La présentation des grandes lignes de ce plan, axé sur la relative tolérance face aux métiers du sexe, a suscité d'orageux débats dont le Centre-Sud a le secret, en assemblée publique hier soir dans le presbytère d'une paroisse du quartier. La soirée a permis aux citoyens de se vider le coeur et de raconter les histoires d'horreurs qui ponctuent leurs journées dans ce quartier chaud de la ville.

"Tous les jours, je dois me battre avec les prostituées pour qu'elles lâchent l'arrêt d'autobus afin que ma femme puisse attendre l'autobus en paix", a raconté Michel Martel, un résident de la rue Moreau. Un autre a évoqué le perpétuel harcèlement dont fait l'objet sa conjointe et le ménage qu'il doit fréquemment faire devant sa maison pour recueillir les condoms et les seringues souillées.

"Je suis déçue. Je m'attendais à un plan de match plus musclé", a lancé Lise Béland, présidente de l'Association des résidents des faubourgs de Montréal. La lutte à la prostitution est d'autant plus inégale, a-t-elle ajouté, que le quartier Centre-sud figure désormais dans deux bottins destinés aux touristes à la recherche de prostitués masculins et féminins.

Les citoyens en ont plus qu'assez de subir à n'importe quelle heure du jour et de la nuit la présence des prostituées à deux pas de leur maison et d'être l'objet de sollicitation constante d'automobilistes venus des banlieues. Certains d'entre eux ont d'ailleurs décidé de tenter d'effaroucher les clients en affichant sur des poteaux les numéros d'immatriculation des clients surpris en flagrant délit. D'autres, encore plus audacieux, se sont dits prêts à participer activement aux arrestations, une offre que se sont empressés de rejeter les policiers.
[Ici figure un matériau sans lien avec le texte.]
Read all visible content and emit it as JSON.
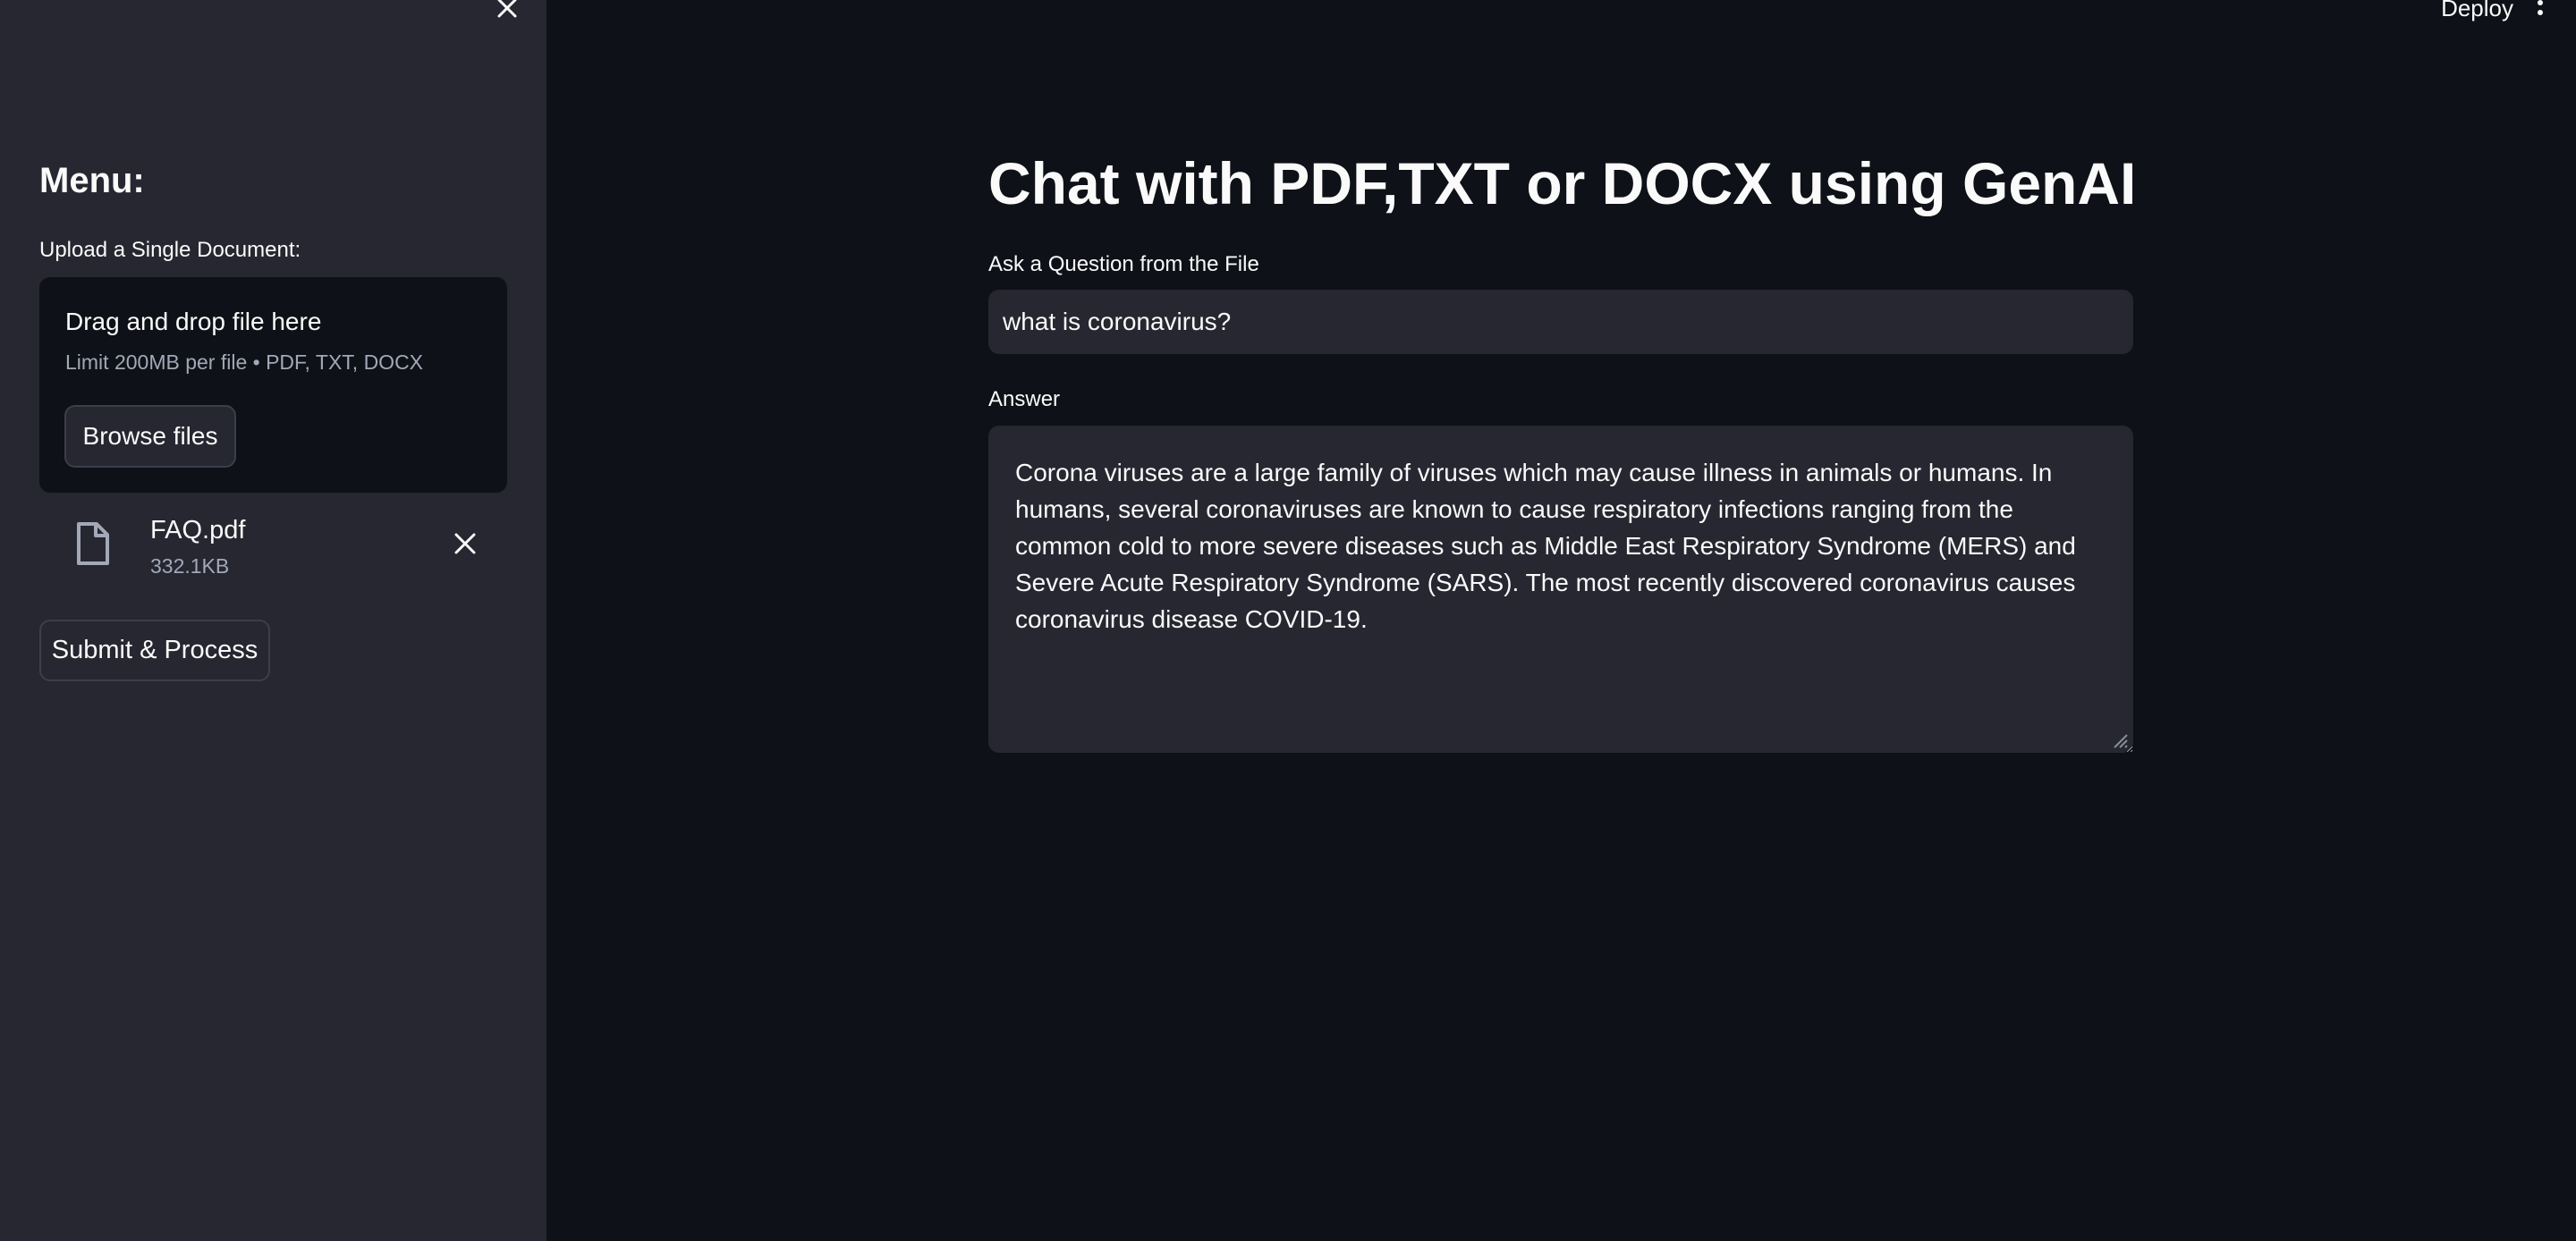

"Le système judiciaire a ses limites", a rétorqué le commandant Jean-Pierre Synnett, du poste 21, qui a longuement expliqué que la répression ne pouvait à elle seule régler un problème social tel que la prostitution. Du moins, a-t-on identifié des secteurs où la présence de cette faune urbaine ne sera pas permise. Ainsi, la tolérance zéro sera appliquée dans les rues et les ruelles conduisant aux endroits fréquentés par des jeunes, comme les parcs, les écoles et les garderies.
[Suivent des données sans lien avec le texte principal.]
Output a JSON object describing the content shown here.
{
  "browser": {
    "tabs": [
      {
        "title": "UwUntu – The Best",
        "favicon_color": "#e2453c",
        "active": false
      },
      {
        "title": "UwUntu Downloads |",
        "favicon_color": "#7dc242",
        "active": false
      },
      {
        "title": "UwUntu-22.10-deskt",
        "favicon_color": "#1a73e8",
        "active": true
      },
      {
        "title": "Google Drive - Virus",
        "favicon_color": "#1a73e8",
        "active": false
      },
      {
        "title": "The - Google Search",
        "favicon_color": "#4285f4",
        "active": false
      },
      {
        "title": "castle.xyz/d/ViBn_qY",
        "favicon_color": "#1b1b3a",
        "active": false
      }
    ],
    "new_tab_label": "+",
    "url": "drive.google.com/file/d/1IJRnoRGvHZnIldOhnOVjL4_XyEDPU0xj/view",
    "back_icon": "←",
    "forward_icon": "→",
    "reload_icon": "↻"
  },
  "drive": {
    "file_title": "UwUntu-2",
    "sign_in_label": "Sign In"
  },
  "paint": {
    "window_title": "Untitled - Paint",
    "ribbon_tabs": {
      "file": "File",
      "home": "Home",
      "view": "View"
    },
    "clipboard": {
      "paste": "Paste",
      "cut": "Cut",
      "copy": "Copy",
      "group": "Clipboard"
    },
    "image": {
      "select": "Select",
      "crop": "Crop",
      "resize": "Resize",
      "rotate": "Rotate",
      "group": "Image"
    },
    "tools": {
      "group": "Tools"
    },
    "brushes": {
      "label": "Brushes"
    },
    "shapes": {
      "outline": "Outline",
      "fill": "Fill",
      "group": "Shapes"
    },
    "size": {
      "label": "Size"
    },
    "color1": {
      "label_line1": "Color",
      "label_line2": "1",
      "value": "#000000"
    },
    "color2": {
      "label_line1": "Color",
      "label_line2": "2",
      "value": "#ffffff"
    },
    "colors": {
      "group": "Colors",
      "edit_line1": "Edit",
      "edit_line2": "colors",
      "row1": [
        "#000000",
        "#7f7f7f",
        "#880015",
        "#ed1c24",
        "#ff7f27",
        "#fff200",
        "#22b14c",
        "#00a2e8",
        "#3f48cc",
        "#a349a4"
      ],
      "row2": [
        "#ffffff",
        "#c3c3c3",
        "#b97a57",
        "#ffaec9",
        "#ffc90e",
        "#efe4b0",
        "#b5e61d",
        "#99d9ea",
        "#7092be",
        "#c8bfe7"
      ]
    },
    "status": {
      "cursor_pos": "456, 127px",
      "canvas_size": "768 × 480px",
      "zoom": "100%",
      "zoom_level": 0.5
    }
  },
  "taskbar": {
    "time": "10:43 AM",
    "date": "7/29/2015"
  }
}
Le SPVM poursuivra par ailleurs les opérations clients. Selon le commandant Beaudoin, cette politique est couronnée de succès. Les policiers ont épinglé 248 clients l'an dernier. Du lot, 198 ont fait l'objet d'une mise en accusation. "Nous n'avons eu aucune récidive de tout l'été. Les gens semblent comprendre la leçon une fois qu'ils ont connu ce contact avec les policiers", a dit le commandant Beaudoin.
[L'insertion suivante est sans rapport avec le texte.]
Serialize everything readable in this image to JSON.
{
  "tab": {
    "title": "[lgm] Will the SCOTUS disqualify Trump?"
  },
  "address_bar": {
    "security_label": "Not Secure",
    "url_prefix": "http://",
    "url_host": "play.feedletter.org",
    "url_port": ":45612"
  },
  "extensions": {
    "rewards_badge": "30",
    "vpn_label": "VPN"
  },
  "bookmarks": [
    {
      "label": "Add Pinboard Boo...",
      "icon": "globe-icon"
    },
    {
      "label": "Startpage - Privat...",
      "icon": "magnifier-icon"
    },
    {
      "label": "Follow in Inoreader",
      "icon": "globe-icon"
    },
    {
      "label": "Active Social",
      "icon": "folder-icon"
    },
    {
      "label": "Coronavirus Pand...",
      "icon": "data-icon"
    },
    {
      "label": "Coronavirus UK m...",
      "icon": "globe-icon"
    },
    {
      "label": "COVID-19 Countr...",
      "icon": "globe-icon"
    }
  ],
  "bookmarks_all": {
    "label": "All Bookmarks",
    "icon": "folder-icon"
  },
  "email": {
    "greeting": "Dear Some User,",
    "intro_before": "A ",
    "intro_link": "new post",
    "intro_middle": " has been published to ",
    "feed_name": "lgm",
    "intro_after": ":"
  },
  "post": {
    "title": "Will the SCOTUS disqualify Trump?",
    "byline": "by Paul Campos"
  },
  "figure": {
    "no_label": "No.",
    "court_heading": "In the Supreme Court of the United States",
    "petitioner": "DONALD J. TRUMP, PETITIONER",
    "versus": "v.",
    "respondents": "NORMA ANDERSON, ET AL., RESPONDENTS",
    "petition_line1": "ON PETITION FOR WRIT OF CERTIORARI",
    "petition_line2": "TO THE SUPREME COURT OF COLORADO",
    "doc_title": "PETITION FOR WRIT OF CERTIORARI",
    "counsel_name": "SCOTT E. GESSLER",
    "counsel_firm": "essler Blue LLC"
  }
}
S'ils sont excédés et réclament la tolérance zéro sur tout le territoire, les résidents du quartier se sont bien gardés de s'en prendre aux deux policiers présents. Ils ont au contraire salué leur travail, tout en déplorant les limites que leur impose l'application de la loi. "Je m'adresse à vos patrons, à Michel Sarrazin, et aux conseillers municipaux afin qu'ils vous donnent les moyens de travailler avec nous", a plaidé Jean de Lavaltrie.

Ces belles intentions donneront-elles les résultats escomptés? "Les policiers n'auront pas le choix à cause du lien de confiance qui s'est créé", estime Mme Béland, qui ajoute que les témoignages entendus hier soir démontrent que le ras-le-bol des citoyens a atteint de nouveaux sommets.